Auch Despoten können "Immer auf dem Teppich bleiben". Aber nur auf einem fliegenden und mit ihrem "Handwerkszeug".

Foto: Rolf Geissler

"Es ist nicht schön, wenn der Despot schmollt" hat er eine der ersten Federzeichnungen betitelt, zu der dann noch so viele dazugekommen sind, dass die Wände in seinem Atelier kaum ausreichen, alles für die traditionelle Jahresausstellung am vorletzten August-Wochenende aufzunehmen. Anders als die Ideen zu der Schau unter dem Titel "Tumult in Entenhausen" sind ihm die Rahmen denn auch ausgegangen, so dass viele Zeichnungen zu Blöcken zusammengefasst an der Wand hängen. Was aber auch passt. Denn Geisslers Arbeiten dokumentieren sozusagen in Reihungen, was ihn gedanklich und emotional nicht loslässt, wenn er auf die Welt um sich herum schaut.

Dass Assad nicht lange allein bleiben würde, wundert da nicht. Erdogan kam dazu und natürlich Donald Trump, den Geissler vor allem meint, wenn er vom "Tumult in Entenhausen" spricht. Trump ist eine Ente. Noch skrupelloser als der eiche, geizige Dagobert Duck und natürlich hässlicher. Den Schnabel voller Zähne, bestückt mit Waffen aller Art und mit dem Schlachtruf "Entenhausen first" macht er alles kurz und klein. Dass ihm dabei die Krawatte in der Form eines Penis' vom Hals baumelt und er seinen Slogan "We make America great again" mit Blick in die Hose propagiert, wundert bei Rolf Geissler nicht.

Gleichwohl zeugen viele der Zeichnungen davon, dass Wut und Zorn sie aus Geisslers Kopf in die Hand und dann in die Feder haben fließen lassen. "Wie in einem Rausch" seien die Arbeiten vor allem in dieser Fülle entstanden, gibt der Künstler zu. So kombiniert er Trumps Äußerung, Waterboarden sei ein probates Mittel zur Wahrheitsfindung, nicht nur mit einer ins Wasser gedrückten Ente, sondern zeigt in einem nächsten Bild, wie sie trocknet: an den Füßen an einer Leine aufgehängt.

Aus anderen Arbeiten spricht auch Schmerz, Traurigkeit darüber, welche menschengemachten Übel die Weltpolitik beherrschen - was der eigene Verstand mit kaum mehr als Fassungslosigkeit registrieren kann. Dann drückt er einem Assad oder einem Trump eine Pistole in die Hand und lässt sie wild um sich ballern.

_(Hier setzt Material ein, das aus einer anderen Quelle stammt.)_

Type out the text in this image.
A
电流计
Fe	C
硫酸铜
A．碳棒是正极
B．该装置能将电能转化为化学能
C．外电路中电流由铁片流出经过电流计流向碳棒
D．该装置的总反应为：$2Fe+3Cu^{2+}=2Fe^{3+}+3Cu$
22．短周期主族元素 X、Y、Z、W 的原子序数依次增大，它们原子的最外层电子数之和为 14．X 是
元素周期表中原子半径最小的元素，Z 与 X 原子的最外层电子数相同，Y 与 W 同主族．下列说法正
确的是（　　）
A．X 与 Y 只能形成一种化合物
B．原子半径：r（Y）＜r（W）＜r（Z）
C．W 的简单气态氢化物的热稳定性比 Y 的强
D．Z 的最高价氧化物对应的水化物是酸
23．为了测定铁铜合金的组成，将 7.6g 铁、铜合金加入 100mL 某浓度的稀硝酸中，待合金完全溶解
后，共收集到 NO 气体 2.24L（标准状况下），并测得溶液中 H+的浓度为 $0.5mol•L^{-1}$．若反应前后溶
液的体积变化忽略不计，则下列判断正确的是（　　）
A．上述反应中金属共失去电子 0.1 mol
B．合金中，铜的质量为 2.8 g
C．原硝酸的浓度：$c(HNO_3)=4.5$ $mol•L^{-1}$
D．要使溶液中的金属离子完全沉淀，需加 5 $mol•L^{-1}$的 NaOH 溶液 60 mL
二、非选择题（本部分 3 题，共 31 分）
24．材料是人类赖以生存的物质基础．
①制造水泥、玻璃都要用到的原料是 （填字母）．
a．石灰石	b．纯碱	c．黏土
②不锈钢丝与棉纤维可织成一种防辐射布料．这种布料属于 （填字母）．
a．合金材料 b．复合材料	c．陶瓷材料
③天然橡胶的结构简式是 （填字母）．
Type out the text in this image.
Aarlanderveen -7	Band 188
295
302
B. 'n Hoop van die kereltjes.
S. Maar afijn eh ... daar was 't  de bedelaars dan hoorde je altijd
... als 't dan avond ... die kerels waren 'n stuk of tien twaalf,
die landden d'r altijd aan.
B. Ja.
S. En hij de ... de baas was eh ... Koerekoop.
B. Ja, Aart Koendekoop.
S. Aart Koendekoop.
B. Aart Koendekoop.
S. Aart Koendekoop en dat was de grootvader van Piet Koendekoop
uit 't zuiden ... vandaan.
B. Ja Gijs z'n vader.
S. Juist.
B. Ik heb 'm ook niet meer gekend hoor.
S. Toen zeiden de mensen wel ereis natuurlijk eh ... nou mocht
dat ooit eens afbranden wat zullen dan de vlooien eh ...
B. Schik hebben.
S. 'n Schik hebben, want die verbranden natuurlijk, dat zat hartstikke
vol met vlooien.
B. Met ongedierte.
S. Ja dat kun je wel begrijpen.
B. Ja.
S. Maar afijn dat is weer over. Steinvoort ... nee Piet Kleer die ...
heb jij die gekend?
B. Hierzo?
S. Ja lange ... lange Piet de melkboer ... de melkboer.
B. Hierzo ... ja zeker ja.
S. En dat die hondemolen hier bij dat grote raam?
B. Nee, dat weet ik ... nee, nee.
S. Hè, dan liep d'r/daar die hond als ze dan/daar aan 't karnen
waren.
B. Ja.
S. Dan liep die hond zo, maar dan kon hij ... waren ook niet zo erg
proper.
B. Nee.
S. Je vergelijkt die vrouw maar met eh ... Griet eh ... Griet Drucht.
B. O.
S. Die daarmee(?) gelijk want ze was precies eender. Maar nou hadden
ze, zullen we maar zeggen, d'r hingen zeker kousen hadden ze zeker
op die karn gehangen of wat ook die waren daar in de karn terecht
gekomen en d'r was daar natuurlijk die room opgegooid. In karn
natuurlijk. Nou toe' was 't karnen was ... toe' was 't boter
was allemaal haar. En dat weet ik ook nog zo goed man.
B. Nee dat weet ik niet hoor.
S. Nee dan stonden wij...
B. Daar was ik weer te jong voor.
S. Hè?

Wenn es überhaupt noch eines Beweises bedurfte, um Geissler als künstlerischen Seismograph für das Leben an sich und die Bedeutung der Politik für eben dieses zu begreifen - die Ausstellung liefert ihn. Und sie zeigt dabei die ganze Breite seines Könnens. Einige Zeichnungen wirken wie hingeworfen - das Ballett von Entenhausen zum Beispiel, das den "Sterbenden Schwan unter Federführung des Bolschoi Theaters übt" oder die Reihe der arabisch aussehenen Frauen, die "nicht reindürfen" - bis auf die eine unter ihnen, die leichtgeschürzt "abends hinein darf". Und dazwischen gibt es immer wieder bis in die letzte Schraffur ausgearbeitete Federzeichnungen, die manches Mal auch koloriert sind.